Don't all historians project their own prejudices? I doubt Dell is a candidate for sainthood, though she could well be better than most.
"Historians (e.g., Engerman and Sokolov) have long argued for the persistence of institutions and the “long shadow” of historical events on developing countries." - but (Wikipedia): "Fernand Braudel was a French historian and a leader of the Annales School" wrote about the 'heavy hand of history' about, what, seventy years ago? He just didn't juice it up with statistics. So reinvent the wheel, juice it with statistics, and win a prize, nice. That said, I think economic historians are more honest than macro historians and their bogus math models.

One benefit of Braudel's work is that it provides more color and perspective, not in a manipulative or ideological way, but to reduce the antiseptic or arid nature of so much economic history. That provides a little more context to readers of all stripes so that they might actually consider and reflect upon what those factors of production were doing with their lives. Reclaiming some notion of life beyond two dimensions would seem worthwhile even when standing at a chalkboard.

Good work. The fact that so many of the differences in people’s life outcomes today is explained by what other people did hundreds of years ago ought to really make people reconsider any political philosophy based on the idea that the world is basically just.

Yep. Faulkner was right: "The past is never dead. It isn't even past."

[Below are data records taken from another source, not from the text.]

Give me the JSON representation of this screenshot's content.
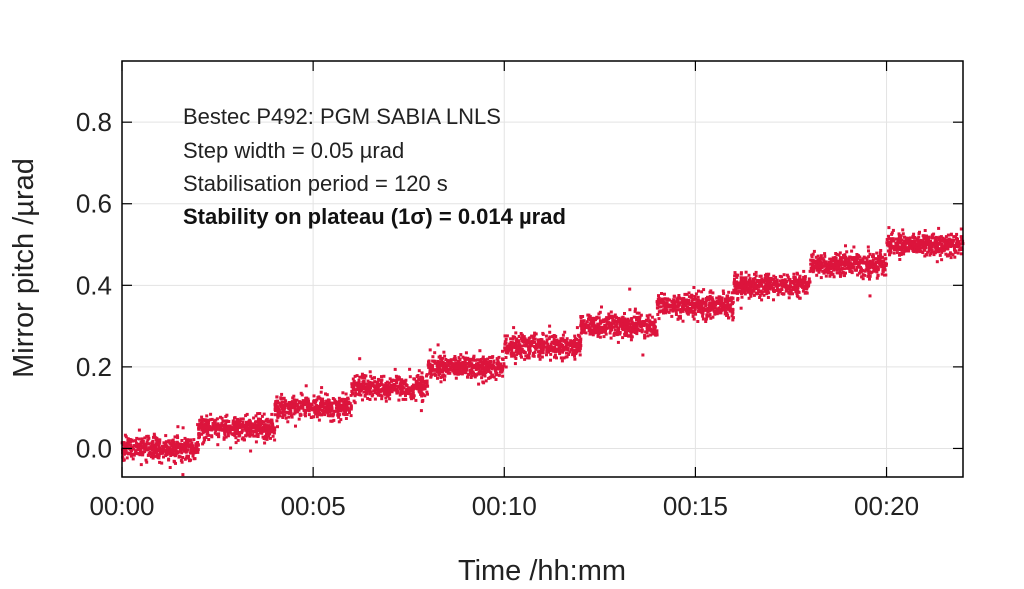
{
  "chart_data": {
    "type": "scatter",
    "title": "",
    "xlabel": "Time /hh:mm",
    "ylabel": "Mirror pitch /µrad",
    "xlim_minutes": [
      0,
      22
    ],
    "ylim": [
      -0.07,
      0.95
    ],
    "x_ticks": [
      {
        "value": 0,
        "label": "00:00"
      },
      {
        "value": 5,
        "label": "00:05"
      },
      {
        "value": 10,
        "label": "00:10"
      },
      {
        "value": 15,
        "label": "00:15"
      },
      {
        "value": 20,
        "label": "00:20"
      }
    ],
    "y_ticks": [
      {
        "value": 0.0,
        "label": "0.0"
      },
      {
        "value": 0.2,
        "label": "0.2"
      },
      {
        "value": 0.4,
        "label": "0.4"
      },
      {
        "value": 0.6,
        "label": "0.6"
      },
      {
        "value": 0.8,
        "label": "0.8"
      }
    ],
    "grid": true,
    "series": [
      {
        "color": "#dc143c",
        "marker": "dot",
        "plateaus": [
          {
            "start": 0.0,
            "end": 2.0,
            "y": 0.0
          },
          {
            "start": 2.0,
            "end": 4.0,
            "y": 0.05
          },
          {
            "start": 4.0,
            "end": 6.0,
            "y": 0.1
          },
          {
            "start": 6.0,
            "end": 8.0,
            "y": 0.15
          },
          {
            "start": 8.0,
            "end": 10.0,
            "y": 0.2
          },
          {
            "start": 10.0,
            "end": 12.0,
            "y": 0.25
          },
          {
            "start": 12.0,
            "end": 14.0,
            "y": 0.3
          },
          {
            "start": 14.0,
            "end": 16.0,
            "y": 0.35
          },
          {
            "start": 16.0,
            "end": 18.0,
            "y": 0.4
          },
          {
            "start": 18.0,
            "end": 20.0,
            "y": 0.45
          },
          {
            "start": 20.0,
            "end": 22.0,
            "y": 0.5
          }
        ],
        "noise_sigma": 0.014
      }
    ],
    "annotations": [
      {
        "text": "Bestec P492: PGM SABIA LNLS",
        "bold": false
      },
      {
        "text": "Step width = 0.05 µrad",
        "bold": false
      },
      {
        "text": "Stabilisation period = 120 s",
        "bold": false
      },
      {
        "text": "Stability on plateau (1σ) = 0.014 µrad",
        "bold": true
      }
    ]
  }
}
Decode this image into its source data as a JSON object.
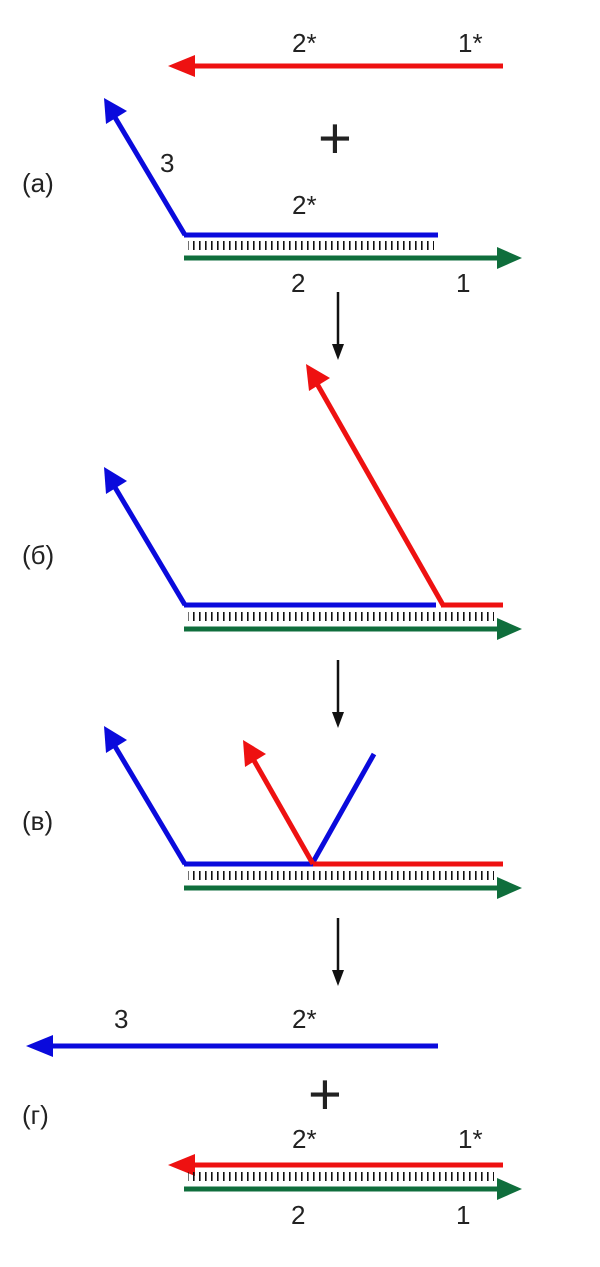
{
  "colors": {
    "red": "#ee1111",
    "blue": "#0a0adc",
    "green": "#0f6e3c",
    "black": "#111111"
  },
  "panels": {
    "a": {
      "label": "(а)",
      "red_left": "2*",
      "red_right": "1*",
      "plus": "+",
      "blue_branch": "3",
      "blue_top": "2*",
      "green_left": "2",
      "green_right": "1"
    },
    "b": {
      "label": "(б)"
    },
    "c": {
      "label": "(в)"
    },
    "d": {
      "label": "(г)",
      "blue_left": "3",
      "blue_right": "2*",
      "plus": "+",
      "red_left": "2*",
      "red_right": "1*",
      "green_left": "2",
      "green_right": "1"
    }
  }
}
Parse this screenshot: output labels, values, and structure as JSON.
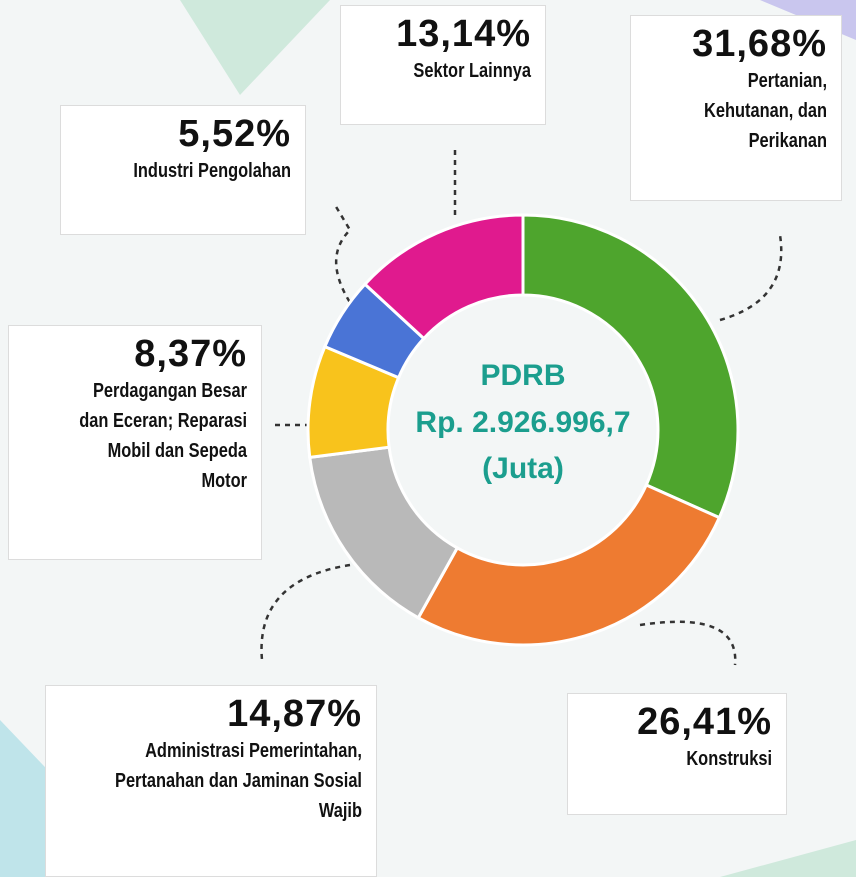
{
  "chart_data": {
    "type": "donut",
    "center_text": [
      "PDRB",
      "Rp. 2.926.996,7",
      "(Juta)"
    ],
    "categories": [
      "Pertanian, Kehutanan, dan Perikanan",
      "Konstruksi",
      "Administrasi Pemerintahan, Pertanahan dan Jaminan Sosial Wajib",
      "Perdagangan Besar dan Eceran; Reparasi Mobil dan Sepeda Motor",
      "Industri Pengolahan",
      "Sektor Lainnya"
    ],
    "values": [
      31.68,
      26.41,
      14.87,
      8.37,
      5.52,
      13.14
    ],
    "value_labels": [
      "31,68%",
      "26,41%",
      "14,87%",
      "8,37%",
      "5,52%",
      "13,14%"
    ],
    "colors": [
      "#4ea52d",
      "#ee7b31",
      "#b9b9b9",
      "#f8c31c",
      "#4a74d6",
      "#e01a8e"
    ]
  }
}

In economics terms, does Dell's work fall under the category of new institutional econ, or are there different mechanisms by which she sees history mattering?

Well, maybe she's right, maybe she isn't. There are counterexamples to her claims.

What political philosophy doesn't assume actions have consequences? What political philosophies are you implying are faulty, and which ones not, by your sudden discovery that bad things have happened in the past? Are you using John Rawls' theory of justice or Ayn Rand's?

Explains Puerto Rico, Venezuela, Mexico, Honduras, and Guatemala.. Also explains our state system.

I remember when she ripped into the Rhodes Scholarship, saying it sucked in a Harvard Crimson editorial. Harvard gave her a ton of sh$t for that.

I just looked at the alma maters of past winners of this "award", and it doesn't pass the Circle-Jerk test or even come close to it. It's like the Supreme Court. You narrow the candidates down to a few universities and pick from this list. One of my favorite economic historians is Ronnie J. Philips, alma mater University Of Texas. He wouldn't have had a chance getting this "Medal" even if he was Godel. Please stop giving each other awards. You embarrass yourselves.

Roland Fryer - Penn State. But your point is taken.